화학공학소재연구정보센터
Energy & Fuels, Vol.33, No.6, 5200-5207, 2019
Comparing the Effectiveness of SO2 with CO2 for Replacing Hydrocarbons from Nanopores
Molecular dynamic simulation is employed to investigate the fluid distribution of pure hydrocarbons, i.e., C-1, C-2, nC(3), nC(4), and nC(5), in a hydrocarbon-wetting nanopore. SO2 and CO2 are then introduced into this nanopore to explore how SO2 and CO2 affect the hydrocarbon adsorption in an organic pore. Adsorption selectivity and replacement efficiency of SO2 over hydrocarbons are subsequently calculated and compared with those of CO2. The performance of SO2 and CO2 in enhancing hydrocarbon recovery from nanopores is thus evaluated. After introducing SO2 or CO2 into the "hydrocarbon-saturated" pore, the density of hydrocarbons in the adsorption layer decreases, while the density in the pore center increases. It suggests that both SO2 and CO2 can replace the adsorbed hydrocarbons from the pore surface. In addition, higher adsorption capacity is observed for CO2 than that for C-1 but smaller than those of the heavier hydrocarbons, i.e., C-2, nC(3), nC(4), and nC(5).

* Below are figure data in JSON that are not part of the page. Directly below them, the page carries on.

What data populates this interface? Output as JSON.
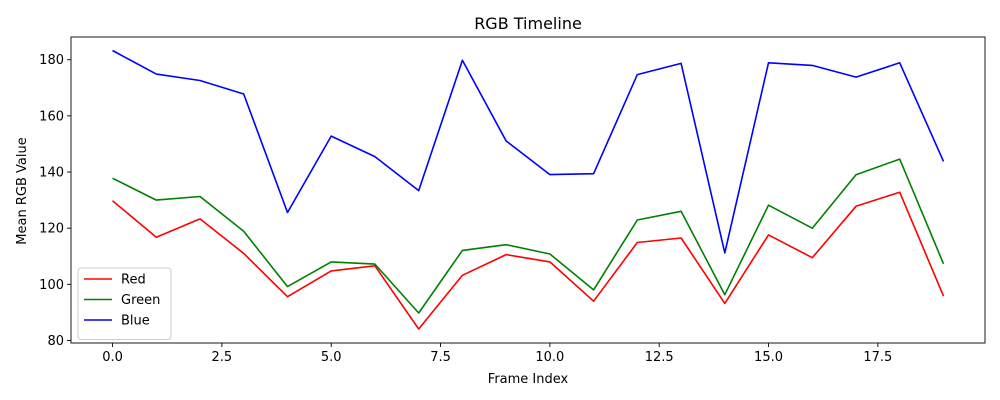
{
  "chart_data": {
    "type": "line",
    "title": "RGB Timeline",
    "xlabel": "Frame Index",
    "ylabel": "Mean RGB Value",
    "xlim": [
      -0.95,
      19.95
    ],
    "ylim": [
      79.1,
      188.1
    ],
    "xticks": [
      0.0,
      2.5,
      5.0,
      7.5,
      10.0,
      12.5,
      15.0,
      17.5
    ],
    "xtick_labels": [
      "0.0",
      "2.5",
      "5.0",
      "7.5",
      "10.0",
      "12.5",
      "15.0",
      "17.5"
    ],
    "yticks": [
      80,
      100,
      120,
      140,
      160,
      180
    ],
    "ytick_labels": [
      "80",
      "100",
      "120",
      "140",
      "160",
      "180"
    ],
    "grid": false,
    "legend_position": "lower-left",
    "x": [
      0,
      1,
      2,
      3,
      4,
      5,
      6,
      7,
      8,
      9,
      10,
      11,
      12,
      13,
      14,
      15,
      16,
      17,
      18,
      19
    ],
    "series": [
      {
        "name": "Red",
        "color": "#ff0000",
        "values": [
          129.8,
          116.8,
          123.3,
          111.0,
          95.6,
          104.8,
          106.6,
          84.1,
          103.2,
          110.6,
          108.0,
          94.0,
          114.9,
          116.5,
          93.2,
          117.6,
          109.5,
          127.8,
          132.8,
          95.8
        ]
      },
      {
        "name": "Green",
        "color": "#008000",
        "values": [
          137.8,
          130.0,
          131.3,
          118.9,
          99.2,
          108.0,
          107.2,
          89.8,
          112.1,
          114.1,
          110.8,
          98.0,
          122.9,
          126.0,
          96.3,
          128.2,
          120.0,
          139.0,
          144.6,
          107.3
        ]
      },
      {
        "name": "Blue",
        "color": "#0000ff",
        "values": [
          183.3,
          174.9,
          172.6,
          167.8,
          125.6,
          152.8,
          145.5,
          133.4,
          179.8,
          151.1,
          139.1,
          139.4,
          174.7,
          178.7,
          111.2,
          178.9,
          178.0,
          173.8,
          178.9,
          143.8
        ]
      }
    ]
  }
}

Comparatively, SO2 exhibits a stronger adsorption capacity than C-1, C-2, nC(3), and nC(4), suggesting its potential for enhancing the recovery of heavier hydrocarbons from organic pores. We expect this strategy will inspire new perspectives for flue-gas treatment and recovery of shale resources using flue-gas injection.